Understanding Extended Producer Responsibility (EPR) for Used Oil
The concept of EPR is a transformative policy that shifts the financial and physical responsibility for the end-of-life management of products onto the manufacturers or importers (Producers). For the used oil sector, this framework is essential for several reasons:
The Hazardous Nature of Used Oil
Used oil is not merely a spent product; it is a complex hazardous waste. During its use in engines, turbines, or industrial machinery, it picks up toxic substances and heavy metals, including:
- Lead, Cadmium, and Arsenic
- Benzene and Polyaromatic Hydrocarbons (PAHs)
- Chlorinated Solvents
Improper disposal of a single gallon of used epr oil can contaminate up to one million gallons of fresh water. The EPR framework is the government’s mechanism to mitigate this environmental threat by compelling formal, controlled recycling.

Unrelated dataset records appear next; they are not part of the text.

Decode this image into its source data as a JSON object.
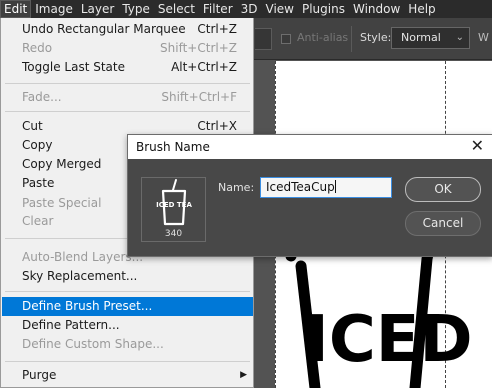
{
  "menubar": {
    "items": [
      "Edit",
      "Image",
      "Layer",
      "Type",
      "Select",
      "Filter",
      "3D",
      "View",
      "Plugins",
      "Window",
      "Help"
    ],
    "active": "Edit"
  },
  "options_bar": {
    "anti_alias_label": "Anti-alias",
    "style_label": "Style:",
    "style_value": "Normal",
    "trailing_label": "W"
  },
  "edit_menu": {
    "items": [
      {
        "label": "Undo Rectangular Marquee",
        "shortcut": "Ctrl+Z",
        "disabled": false
      },
      {
        "label": "Redo",
        "shortcut": "Shift+Ctrl+Z",
        "disabled": true
      },
      {
        "label": "Toggle Last State",
        "shortcut": "Alt+Ctrl+Z",
        "disabled": false
      },
      {
        "label": "Fade...",
        "shortcut": "Shift+Ctrl+F",
        "disabled": true
      },
      {
        "label": "Cut",
        "shortcut": "Ctrl+X",
        "disabled": false
      },
      {
        "label": "Copy",
        "shortcut": "",
        "disabled": false
      },
      {
        "label": "Copy Merged",
        "shortcut": "",
        "disabled": false
      },
      {
        "label": "Paste",
        "shortcut": "",
        "disabled": false
      },
      {
        "label": "Paste Special",
        "shortcut": "",
        "disabled": true
      },
      {
        "label": "Clear",
        "shortcut": "",
        "disabled": true
      },
      {
        "label": "Auto-Blend Layers...",
        "shortcut": "",
        "disabled": true
      },
      {
        "label": "Sky Replacement...",
        "shortcut": "",
        "disabled": false
      },
      {
        "label": "Define Brush Preset...",
        "shortcut": "",
        "disabled": false,
        "highlighted": true
      },
      {
        "label": "Define Pattern...",
        "shortcut": "",
        "disabled": false
      },
      {
        "label": "Define Custom Shape...",
        "shortcut": "",
        "disabled": true
      },
      {
        "label": "Purge",
        "shortcut": "",
        "disabled": false,
        "submenu": true
      }
    ]
  },
  "dialog": {
    "title": "Brush Name",
    "close_glyph": "✕",
    "thumbnail_text": "ICED TEA",
    "brush_size": "340",
    "name_label": "Name:",
    "name_value": "IcedTeaCup",
    "ok_label": "OK",
    "cancel_label": "Cancel"
  },
  "canvas": {
    "artwork_text": "ICED"
  },
  "colors": {
    "menubar_bg": "#2b2b2b",
    "menu_highlight": "#0078d7",
    "dialog_body": "#484848",
    "input_focus": "#3b8ee2"
  }
}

Governing Regulations and Authority
The EPR for Used Oil is governed by the Hazardous and Other Wastes (Management and Transboundary Movement) Second Amendment Rules, 2023, effective from April 1, 2024.
The Central Pollution Control Board (CPCB) is the nodal authority responsible for implementing these rules. The entire process—from registration to compliance verification—is managed through the dedicated EPR website portal developed by the CPCB.
The Objective: Closing the Loop and Promoting a Circular Economy
The primary goal of the Used EPR legislation is not just disposal, but the re-refining of used oil. This process regenerates high-quality base oil, significantly reducing the dependence on virgin crude oil.
- Energy Efficiency: Re-refining used epr oil requires only about one-third of the energy needed to refine crude oil.
- Resource Conservation: It preserves non-renewable resources by promoting a sustainable, circular flow of lubrication products.
- Reduced GHG Emissions: Decreasing the need for crude oil extraction and processing directly lowers greenhouse gas emissions, contributing to India’s climate change goals.